Director Stephen Frears ("The Queen") has adapted his film from two novels by the celebrated French writer Colette, who observed her characters' emotions with microscopic vividness, and he does her full justice. The look is elegant, the script urbane, the grasp of a rigid social milieu assured. He has cast the film with a sharpshooter's eye. Michelle Pfeiffer's Lea remains beautiful, certainly, but she is a fabulous bouquet that is just off its bloom. She brings a great dignity and delicacy to the role, allowing us to intuit Lea's emotions from the angle of a glance, the subtle, insinuating inflection of a word or phrase.

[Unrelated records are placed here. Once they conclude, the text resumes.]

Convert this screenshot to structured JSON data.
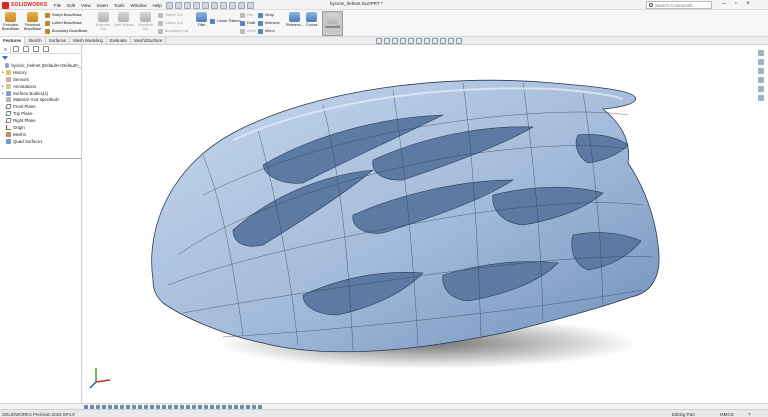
{
  "app": {
    "brand": "SOLIDWORKS",
    "document_title": "bycicle_helmet.SLDPRT *"
  },
  "menu": [
    "File",
    "Edit",
    "View",
    "Insert",
    "Tools",
    "Window",
    "Help"
  ],
  "search": {
    "placeholder": "Search Commands"
  },
  "ribbon": {
    "extruded": "Extruded\nBoss/Base",
    "revolved": "Revolved\nBoss/Base",
    "swept": "Swept Boss/Base",
    "lofted": "Lofted Boss/Base",
    "boundary": "Boundary Boss/Base",
    "extruded_cut": "Extruded\nCut",
    "hole_wizard": "Hole Wizard",
    "revolved_cut": "Revolved\nCut",
    "swept_cut": "Swept Cut",
    "lofted_cut": "Lofted Cut",
    "boundary_cut": "Boundary Cut",
    "fillet": "Fillet",
    "linear_pattern": "Linear Pattern",
    "rib": "Rib",
    "draft": "Draft",
    "shell": "Shell",
    "wrap": "Wrap",
    "intersect": "Intersect",
    "mirror": "Mirror",
    "reference": "Referenc...",
    "curves": "Curves",
    "instant3d": "Instant3D"
  },
  "tabs": [
    {
      "label": "Features",
      "active": true
    },
    {
      "label": "Sketch",
      "active": false
    },
    {
      "label": "Surfaces",
      "active": false
    },
    {
      "label": "Mesh Modeling",
      "active": false
    },
    {
      "label": "Evaluate",
      "active": false
    },
    {
      "label": "Mesh2Surface",
      "active": false
    }
  ],
  "tree": [
    {
      "label": "bycicle_helmet  (Default<<Default>_",
      "icon": "part",
      "level": 0,
      "expand": ""
    },
    {
      "label": "History",
      "icon": "folder",
      "level": 1,
      "expand": "▸"
    },
    {
      "label": "Sensors",
      "icon": "sensor",
      "level": 1,
      "expand": ""
    },
    {
      "label": "Annotations",
      "icon": "note",
      "level": 1,
      "expand": "▸"
    },
    {
      "label": "Surface Bodies(1)",
      "icon": "surf",
      "level": 1,
      "expand": "▸"
    },
    {
      "label": "Material <not specified>",
      "icon": "mat",
      "level": 1,
      "expand": ""
    },
    {
      "label": "Front Plane",
      "icon": "plane",
      "level": 1,
      "expand": ""
    },
    {
      "label": "Top Plane",
      "icon": "plane",
      "level": 1,
      "expand": ""
    },
    {
      "label": "Right Plane",
      "icon": "plane",
      "level": 1,
      "expand": ""
    },
    {
      "label": "Origin",
      "icon": "origin",
      "level": 1,
      "expand": ""
    },
    {
      "label": "Mesh1",
      "icon": "mesh",
      "level": 1,
      "expand": ""
    },
    {
      "label": "Quad Surface1",
      "icon": "quad",
      "level": 1,
      "expand": ""
    }
  ],
  "status": {
    "left": "SOLIDWORKS Premium 2019 SP4.0",
    "mode": "Editing Part",
    "units": "MMGS"
  },
  "colors": {
    "helmet_surface": "#a9c0de",
    "helmet_dark": "#6f8fb8",
    "brand_red": "#d8261d"
  }
}
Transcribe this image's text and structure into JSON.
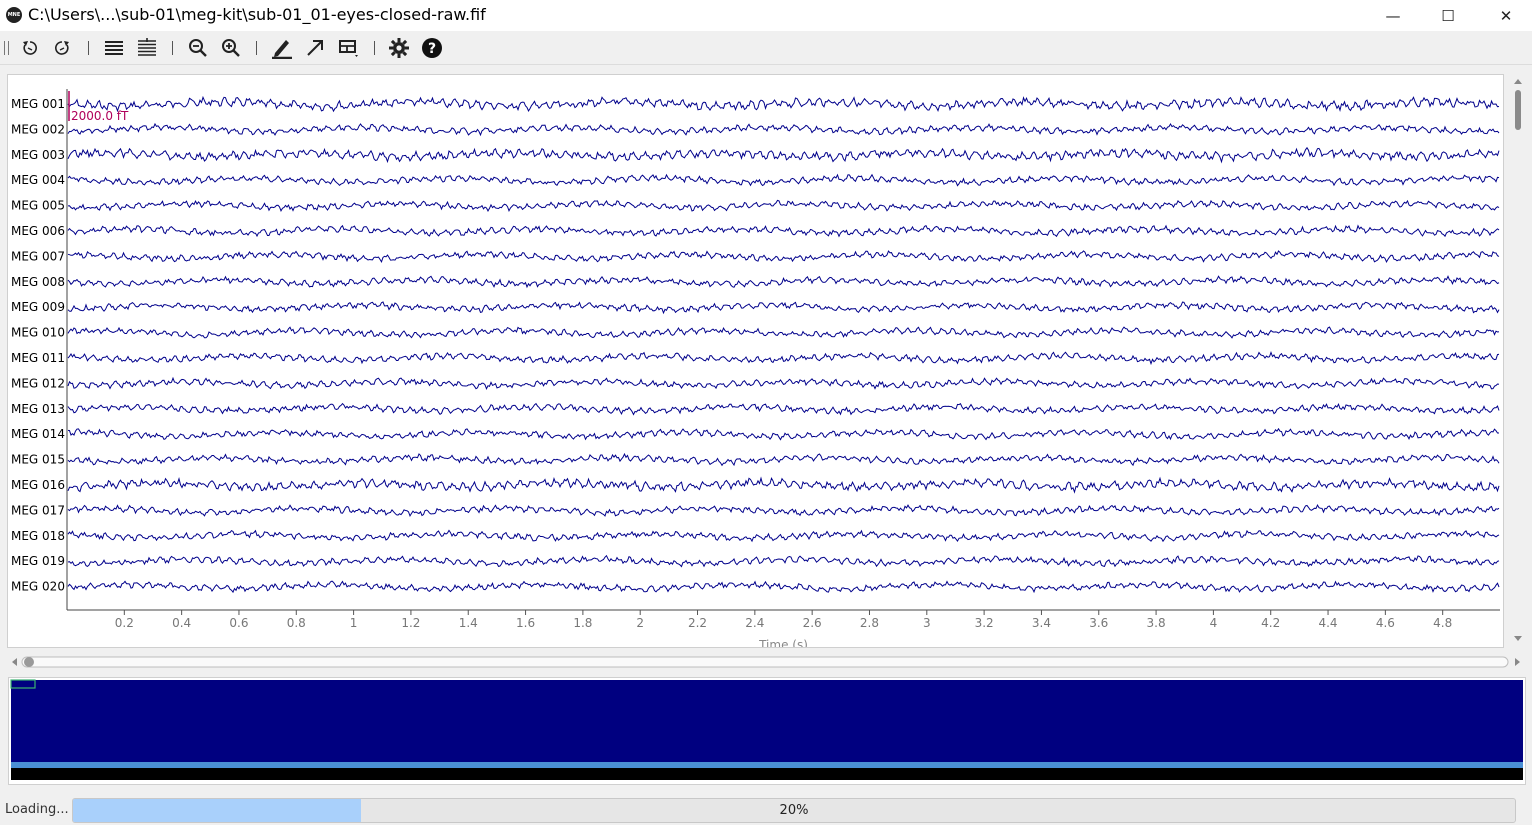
{
  "window": {
    "title": "C:\\Users\\...\\sub-01\\meg-kit\\sub-01_01-eyes-closed-raw.fif",
    "app_icon_label": "MNE",
    "minimize_glyph": "—",
    "maximize_glyph": "☐",
    "close_glyph": "✕"
  },
  "toolbar": {
    "items": [
      {
        "name": "rewind-back-icon"
      },
      {
        "name": "rewind-forward-icon"
      },
      {
        "name": "fewer-channels-icon"
      },
      {
        "name": "more-channels-icon"
      },
      {
        "name": "zoom-out-icon"
      },
      {
        "name": "zoom-in-icon"
      },
      {
        "name": "annotation-mode-icon"
      },
      {
        "name": "scale-arrow-icon"
      },
      {
        "name": "projectors-icon"
      },
      {
        "name": "settings-gear-icon"
      },
      {
        "name": "help-icon"
      }
    ]
  },
  "chart_data": {
    "type": "line",
    "title": "",
    "xlabel": "Time (s)",
    "ylabel": "",
    "xlim": [
      0,
      5
    ],
    "x_ticks": [
      "0.2",
      "0.4",
      "0.6",
      "0.8",
      "1",
      "1.2",
      "1.4",
      "1.6",
      "1.8",
      "2",
      "2.2",
      "2.4",
      "2.6",
      "2.8",
      "3",
      "3.2",
      "3.4",
      "3.6",
      "3.8",
      "4",
      "4.2",
      "4.4",
      "4.6",
      "4.8"
    ],
    "x_tick_values": [
      0.2,
      0.4,
      0.6,
      0.8,
      1.0,
      1.2,
      1.4,
      1.6,
      1.8,
      2.0,
      2.2,
      2.4,
      2.6,
      2.8,
      3.0,
      3.2,
      3.4,
      3.6,
      3.8,
      4.0,
      4.2,
      4.4,
      4.6,
      4.8
    ],
    "channels": [
      "MEG 001",
      "MEG 002",
      "MEG 003",
      "MEG 004",
      "MEG 005",
      "MEG 006",
      "MEG 007",
      "MEG 008",
      "MEG 009",
      "MEG 010",
      "MEG 011",
      "MEG 012",
      "MEG 013",
      "MEG 014",
      "MEG 015",
      "MEG 016",
      "MEG 017",
      "MEG 018",
      "MEG 019",
      "MEG 020"
    ],
    "scale_bar_label": "2000.0 fT",
    "trace_color": "#00008b",
    "scale_bar_color": "#b0005a"
  },
  "overview": {
    "background_color": "#000080",
    "band_color": "#4a8fd4",
    "viewport_color": "#3cb371"
  },
  "status": {
    "text": "Loading...",
    "progress_percent": 20,
    "progress_label": "20%"
  }
}
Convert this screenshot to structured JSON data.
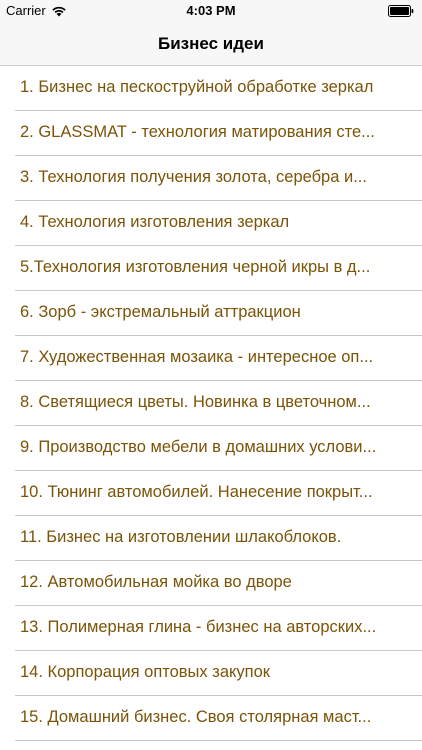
{
  "status_bar": {
    "carrier": "Carrier",
    "time": "4:03 PM",
    "icons": [
      "wifi-icon",
      "battery-icon"
    ]
  },
  "nav": {
    "title": "Бизнес идеи"
  },
  "colors": {
    "item_text": "#7a5408",
    "separator": "#c8c7cc",
    "bar_background": "#f7f7f7"
  },
  "items": [
    "1. Бизнес на пескоструйной обработке зеркал",
    "2. GLASSMAT - технология матирования сте...",
    "3. Технология получения золота, серебра и...",
    "4. Технология изготовления зеркал",
    "5.Технология изготовления черной икры в д...",
    "6. Зорб - экстремальный аттракцион",
    "7. Художественная мозаика - интересное оп...",
    "8. Светящиеся цветы. Новинка в цветочном...",
    "9. Производство мебели в домашних услови...",
    "10. Тюнинг автомобилей. Нанесение покрыт...",
    "11. Бизнес на изготовлении шлакоблоков.",
    "12. Автомобильная мойка во дворе",
    "13. Полимерная глина - бизнес на авторских...",
    "14. Корпорация оптовых закупок",
    "15. Домашний бизнес. Своя столярная маст..."
  ]
}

Rupert Friend as Cheri perfectly fits Colette's description: "not strictly feminine but a trifle prettier than one could have wished." He's as spoiled as a cat in his early scenes, and when he understands too late what he has lost, his pain is nicely underplayed. Kathy Bates is sly and underhanded as Charlotte, ever on the alert to other women's aging as she holds court among her old rivals.
As the characters age, the social and political conditions change, and the players do their best to adapt. Cheri, an ornament without substance, faces the hardest challenge in finding his way through a new world that values actions above feelings, accomplishments over refinement.
The characters inhabit a world of grand hotels, opium dens and ebony carriages, but when the film is done we understand that they are no different from us. Insecurity, heartbreak and regret are timeless, and "Cheri" evokes them gorgeously.